The Development Authority of Burke County, Georgia, (Baa1/BBB+/BBB+/) is set to price $115 million of pollution control revenue bonds for the Georgia Power Company Plant Vogtle Project). Serials 2032. Barclays Capital.

The New Jersey Economic Development Authority (A1/A+//) is set to price $110 million of water facilities refunding revenue bonds for the New Jersey American Water project subject to the AMT on Wednesday. J.P. Morgan Securities.
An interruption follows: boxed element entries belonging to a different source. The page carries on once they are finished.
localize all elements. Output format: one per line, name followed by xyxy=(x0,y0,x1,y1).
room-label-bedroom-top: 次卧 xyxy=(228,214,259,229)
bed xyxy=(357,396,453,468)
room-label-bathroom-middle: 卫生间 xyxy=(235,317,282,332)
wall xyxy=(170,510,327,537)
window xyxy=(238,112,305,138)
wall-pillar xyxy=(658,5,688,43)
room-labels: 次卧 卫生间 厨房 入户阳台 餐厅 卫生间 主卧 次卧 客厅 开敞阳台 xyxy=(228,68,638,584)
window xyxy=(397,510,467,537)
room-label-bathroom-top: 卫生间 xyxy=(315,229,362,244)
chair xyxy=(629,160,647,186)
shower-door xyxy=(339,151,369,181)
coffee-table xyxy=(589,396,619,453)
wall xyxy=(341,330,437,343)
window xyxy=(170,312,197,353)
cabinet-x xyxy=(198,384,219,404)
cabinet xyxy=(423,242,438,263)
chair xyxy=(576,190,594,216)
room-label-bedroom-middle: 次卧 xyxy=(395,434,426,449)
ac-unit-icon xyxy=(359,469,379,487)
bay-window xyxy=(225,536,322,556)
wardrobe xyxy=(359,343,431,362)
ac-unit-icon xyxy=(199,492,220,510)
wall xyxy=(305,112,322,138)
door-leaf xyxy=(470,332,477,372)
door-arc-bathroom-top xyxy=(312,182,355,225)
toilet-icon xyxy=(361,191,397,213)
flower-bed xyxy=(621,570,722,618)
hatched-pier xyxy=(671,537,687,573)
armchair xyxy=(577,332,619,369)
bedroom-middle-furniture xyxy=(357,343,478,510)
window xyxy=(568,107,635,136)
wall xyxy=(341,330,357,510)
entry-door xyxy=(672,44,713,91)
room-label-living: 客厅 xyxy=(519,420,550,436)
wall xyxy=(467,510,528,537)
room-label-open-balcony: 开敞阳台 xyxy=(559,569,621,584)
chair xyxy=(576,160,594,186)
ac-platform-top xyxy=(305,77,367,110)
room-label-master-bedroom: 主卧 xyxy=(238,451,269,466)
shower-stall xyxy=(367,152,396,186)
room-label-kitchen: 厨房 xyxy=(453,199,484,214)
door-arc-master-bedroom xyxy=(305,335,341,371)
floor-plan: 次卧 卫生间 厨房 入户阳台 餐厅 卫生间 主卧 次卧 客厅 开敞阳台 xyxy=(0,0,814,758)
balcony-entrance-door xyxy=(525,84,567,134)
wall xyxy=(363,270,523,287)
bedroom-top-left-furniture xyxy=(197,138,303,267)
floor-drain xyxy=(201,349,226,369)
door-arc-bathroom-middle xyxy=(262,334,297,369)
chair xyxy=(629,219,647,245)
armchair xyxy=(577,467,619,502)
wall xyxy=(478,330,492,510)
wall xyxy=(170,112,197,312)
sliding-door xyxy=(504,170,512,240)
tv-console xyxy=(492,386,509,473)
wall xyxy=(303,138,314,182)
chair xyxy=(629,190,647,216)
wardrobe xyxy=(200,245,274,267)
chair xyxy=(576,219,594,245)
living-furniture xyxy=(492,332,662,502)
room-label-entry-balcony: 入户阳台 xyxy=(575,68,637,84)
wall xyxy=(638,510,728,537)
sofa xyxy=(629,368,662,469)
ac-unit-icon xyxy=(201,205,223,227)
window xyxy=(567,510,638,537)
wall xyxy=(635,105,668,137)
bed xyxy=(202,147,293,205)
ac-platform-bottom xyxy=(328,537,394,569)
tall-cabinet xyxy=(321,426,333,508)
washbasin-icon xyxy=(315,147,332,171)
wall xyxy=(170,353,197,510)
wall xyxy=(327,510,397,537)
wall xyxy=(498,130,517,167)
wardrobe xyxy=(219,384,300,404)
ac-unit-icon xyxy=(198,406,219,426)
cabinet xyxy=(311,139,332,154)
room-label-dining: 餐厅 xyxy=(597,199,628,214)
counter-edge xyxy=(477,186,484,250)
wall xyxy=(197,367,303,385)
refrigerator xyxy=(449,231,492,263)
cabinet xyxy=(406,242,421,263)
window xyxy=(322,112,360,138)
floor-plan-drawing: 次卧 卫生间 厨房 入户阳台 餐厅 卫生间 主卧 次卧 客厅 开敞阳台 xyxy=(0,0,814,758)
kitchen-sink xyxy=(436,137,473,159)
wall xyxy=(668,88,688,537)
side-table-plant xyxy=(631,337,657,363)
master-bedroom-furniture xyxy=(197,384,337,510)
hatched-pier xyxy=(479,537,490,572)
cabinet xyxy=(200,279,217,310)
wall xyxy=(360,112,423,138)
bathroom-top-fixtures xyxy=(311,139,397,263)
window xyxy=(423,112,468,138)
The City and County of Honolulu, Hawaii, (Aaa///) is set to price $105 million of multifamily housing revenue bonds on Wednesday. Serials 2026. Citigroup Global Markets.

The Phoenix Civic Improvement Corp., Arizona, (Aa2/AA-// ) is set to price $102.935 million of senior lien airport revenue refunding bonds subject to AMT on Tuesday. Serials 2024-2032. Barclays Capital.

The Downey Unified School District, California, (Aa2///) will sell $125 million of GO bonds on Tuesday.

Frederick County, Maryland, (Aaa/AAA/AAA/) is set to sell $101.620 million of GO public facilities project bonds on Tuesday. 

The Metropolitan Council, Minnesota, is set to sell $153.910 million of GO park, transit and wastewater revenue bonds on Tuesday in three deals.

Clark County, Nevada, is set to sell $200 million of highway revenue motor vehicle fuel tax bonds on Tuesday. 

Fort Worth, Texas, (Aa1/AA//) is set to sell $220.225 million of drainage utility system revenue bonds on Wednesday in two deals. 

Loudoun County, Virginia, (Aaa/AAA/AAA/) is set to sell $194.110 million of GO debt on Tuesday.